“¡Papá y yo te hemos estado buscando por todas partes!”
Algo cambió en el aire que nos rodeaba.
Daniel miró fijamente a Emma.
Luego a mí.
Luego más allá de mi hombro.
Un hombre alto caminaba hacia nosotros llevando los pequeños zapatos plateados de Emma en una mano.
Vanessa susurró:
“Daniel…”
Pero él apenas parecía oírla.
Reconoció al hombre.
La mayoría de la gente en el sector financiero de Boston lo habría hecho.
Adrián Rodas.
Fundador y director ejecutivo de Rhodes Capital.
Y, lo que es más importante para Daniel, el hombre cuya empresa de inversiones estaba negociando actualmente la adquisición de una participación mayoritaria en su empresa.

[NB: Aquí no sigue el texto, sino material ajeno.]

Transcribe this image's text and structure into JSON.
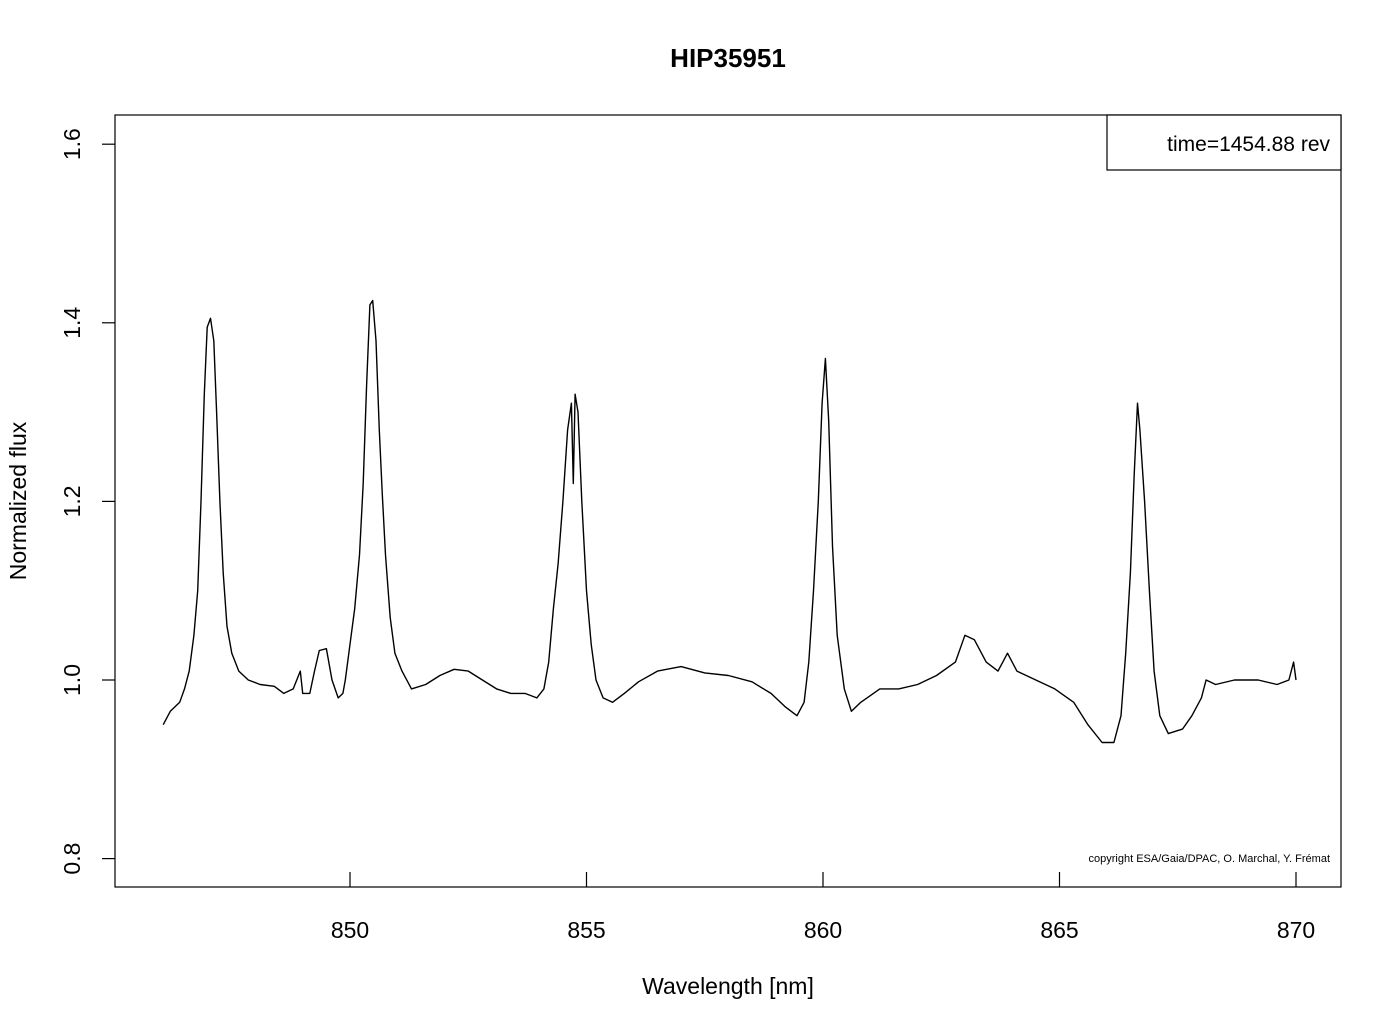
{
  "chart_data": {
    "type": "line",
    "title": "HIP35951",
    "xlabel": "Wavelength [nm]",
    "ylabel": "Normalized flux",
    "xlim": [
      845,
      870
    ],
    "ylim": [
      0.77,
      1.635
    ],
    "xticks": [
      850,
      855,
      860,
      865,
      870
    ],
    "xtick_labels": [
      "850",
      "855",
      "860",
      "865",
      "870"
    ],
    "yticks": [
      0.8,
      1.0,
      1.2,
      1.4,
      1.6
    ],
    "ytick_labels": [
      "0.8",
      "1.0",
      "1.2",
      "1.4",
      "1.6"
    ],
    "grid": false,
    "legend": {
      "position": "top-right",
      "text": "time=1454.88 rev"
    },
    "annotations": [
      {
        "text": "copyright ESA/Gaia/DPAC, O. Marchal, Y. Frémat",
        "position": "bottom-right"
      }
    ],
    "series": [
      {
        "color": "#000000",
        "points": [
          [
            846.05,
            0.95
          ],
          [
            846.2,
            0.965
          ],
          [
            846.4,
            0.975
          ],
          [
            846.5,
            0.99
          ],
          [
            846.6,
            1.01
          ],
          [
            846.7,
            1.05
          ],
          [
            846.78,
            1.1
          ],
          [
            846.85,
            1.2
          ],
          [
            846.92,
            1.32
          ],
          [
            846.98,
            1.395
          ],
          [
            847.05,
            1.405
          ],
          [
            847.12,
            1.38
          ],
          [
            847.18,
            1.3
          ],
          [
            847.25,
            1.2
          ],
          [
            847.32,
            1.12
          ],
          [
            847.4,
            1.06
          ],
          [
            847.5,
            1.03
          ],
          [
            847.65,
            1.01
          ],
          [
            847.85,
            1.0
          ],
          [
            848.1,
            0.995
          ],
          [
            848.4,
            0.993
          ],
          [
            848.6,
            0.985
          ],
          [
            848.8,
            0.99
          ],
          [
            848.95,
            1.01
          ],
          [
            849.0,
            0.985
          ],
          [
            849.15,
            0.985
          ],
          [
            849.25,
            1.01
          ],
          [
            849.35,
            1.033
          ],
          [
            849.5,
            1.035
          ],
          [
            849.62,
            1.0
          ],
          [
            849.75,
            0.98
          ],
          [
            849.85,
            0.985
          ],
          [
            849.9,
            1.0
          ],
          [
            850.0,
            1.04
          ],
          [
            850.1,
            1.08
          ],
          [
            850.2,
            1.14
          ],
          [
            850.28,
            1.22
          ],
          [
            850.35,
            1.33
          ],
          [
            850.42,
            1.42
          ],
          [
            850.48,
            1.425
          ],
          [
            850.55,
            1.38
          ],
          [
            850.62,
            1.28
          ],
          [
            850.68,
            1.21
          ],
          [
            850.75,
            1.14
          ],
          [
            850.85,
            1.07
          ],
          [
            850.95,
            1.03
          ],
          [
            851.1,
            1.01
          ],
          [
            851.3,
            0.99
          ],
          [
            851.6,
            0.995
          ],
          [
            851.9,
            1.005
          ],
          [
            852.2,
            1.012
          ],
          [
            852.5,
            1.01
          ],
          [
            852.8,
            1.0
          ],
          [
            853.1,
            0.99
          ],
          [
            853.4,
            0.985
          ],
          [
            853.7,
            0.985
          ],
          [
            853.95,
            0.98
          ],
          [
            854.1,
            0.99
          ],
          [
            854.2,
            1.02
          ],
          [
            854.3,
            1.08
          ],
          [
            854.4,
            1.13
          ],
          [
            854.5,
            1.2
          ],
          [
            854.6,
            1.28
          ],
          [
            854.68,
            1.31
          ],
          [
            854.72,
            1.22
          ],
          [
            854.76,
            1.32
          ],
          [
            854.82,
            1.3
          ],
          [
            854.9,
            1.2
          ],
          [
            855.0,
            1.1
          ],
          [
            855.1,
            1.04
          ],
          [
            855.2,
            1.0
          ],
          [
            855.35,
            0.98
          ],
          [
            855.55,
            0.975
          ],
          [
            855.8,
            0.985
          ],
          [
            856.1,
            0.998
          ],
          [
            856.5,
            1.01
          ],
          [
            857.0,
            1.015
          ],
          [
            857.5,
            1.008
          ],
          [
            858.0,
            1.005
          ],
          [
            858.5,
            0.998
          ],
          [
            858.9,
            0.985
          ],
          [
            859.2,
            0.97
          ],
          [
            859.45,
            0.96
          ],
          [
            859.6,
            0.975
          ],
          [
            859.7,
            1.02
          ],
          [
            859.8,
            1.1
          ],
          [
            859.9,
            1.2
          ],
          [
            859.98,
            1.31
          ],
          [
            860.05,
            1.36
          ],
          [
            860.12,
            1.29
          ],
          [
            860.2,
            1.15
          ],
          [
            860.3,
            1.05
          ],
          [
            860.45,
            0.99
          ],
          [
            860.6,
            0.965
          ],
          [
            860.8,
            0.975
          ],
          [
            861.2,
            0.99
          ],
          [
            861.6,
            0.99
          ],
          [
            862.0,
            0.995
          ],
          [
            862.4,
            1.005
          ],
          [
            862.8,
            1.02
          ],
          [
            863.0,
            1.05
          ],
          [
            863.2,
            1.045
          ],
          [
            863.45,
            1.02
          ],
          [
            863.7,
            1.01
          ],
          [
            863.9,
            1.03
          ],
          [
            864.1,
            1.01
          ],
          [
            864.5,
            1.0
          ],
          [
            864.9,
            0.99
          ],
          [
            865.3,
            0.975
          ],
          [
            865.6,
            0.95
          ],
          [
            865.9,
            0.93
          ],
          [
            866.15,
            0.93
          ],
          [
            866.3,
            0.96
          ],
          [
            866.4,
            1.03
          ],
          [
            866.5,
            1.12
          ],
          [
            866.58,
            1.23
          ],
          [
            866.65,
            1.31
          ],
          [
            866.7,
            1.28
          ],
          [
            866.8,
            1.2
          ],
          [
            866.9,
            1.1
          ],
          [
            867.0,
            1.01
          ],
          [
            867.12,
            0.96
          ],
          [
            867.3,
            0.94
          ],
          [
            867.6,
            0.945
          ],
          [
            867.8,
            0.96
          ],
          [
            868.0,
            0.98
          ],
          [
            868.1,
            1.0
          ],
          [
            868.3,
            0.995
          ],
          [
            868.7,
            1.0
          ],
          [
            869.2,
            1.0
          ],
          [
            869.6,
            0.995
          ],
          [
            869.85,
            1.0
          ],
          [
            869.95,
            1.02
          ],
          [
            870.0,
            1.0
          ]
        ]
      }
    ]
  }
}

Adrián nos alcanzó, besó mi sien y sonrió.
“Ahí estás.”
La copa de champán de Daniel se movió peligrosamente entre sus dedos.
“Claire…”
Su voz se había quedado en silencio.
“¿Estás casada con Adrian Rhodes?”
Ajusté a Emma en mi cadera y miré directamente al hombre que una vez me había dicho que no sería nada sin él.
“Sí.”
Por primera vez esa noche, Daniel dejó de sonreír.
PARTE 2
Se recuperó rápidamente.
Hombres como Daniel suelen hacerlo.
Pueden convertir casi cualquier desastre en un malentendido temporal si su ego lo necesita.
“Entonces”, dijo con una risa forzada. “Te casaste bien.”
La expresión de Adrián se enfrió.
Él no dijo nada, pero yo conocía esa mirada.
No me había casado “bueno.”
Habíamos construido una vida juntos.
Vanessa sonrió demasiado brillantemente.
“Pequeño mundo. De hecho, la empresa de Daniel está trabajando con Rhodes Capital.”
“Lo sé.”
Daniel parpadeó.
Claramente no esperaba esa respuesta.
Adrián le entregó a Emma sus zapatitos.
“Claire forma parte de nuestro comité de inversiones.”
Daniel lo miró fijamente.
“¿Qué?”
Dejé a Emma suavemente en el suelo.
“Para adquisiciones que involucren negocios financieros regulados, sí.”
La expresión de Daniel cambió nuevamente.
Cinco años antes, le encantaba burlarse de mi carrera.
“Lees contratos todo el día.”
“Solo eres un abogado.”
“Nadie se hace rico revisando papeles.”
Después de nuestro divorcio, me uní a Rhodes Capital como asesor regulatorio jefe.
Dos años después, descubrí una estructura de adquisición fraudulenta que le ahorró a la empresa casi noventa millones de dólares.
Me convertí en socio.
Más tarde me casé con Adrián.
Daniel no sabía nada de eso.
Porque después de dejarlo, tomé una decisión deliberada.
Dejé de dar explicaciones a personas que ya habían decidido subestimarme.
Vanessa apretó con fuerza el brazo de Daniel.
“Daniel, tal vez deberíamos irnos.”
“No.”
Por supuesto que no.
Su orgullo no le permitiría retirarse.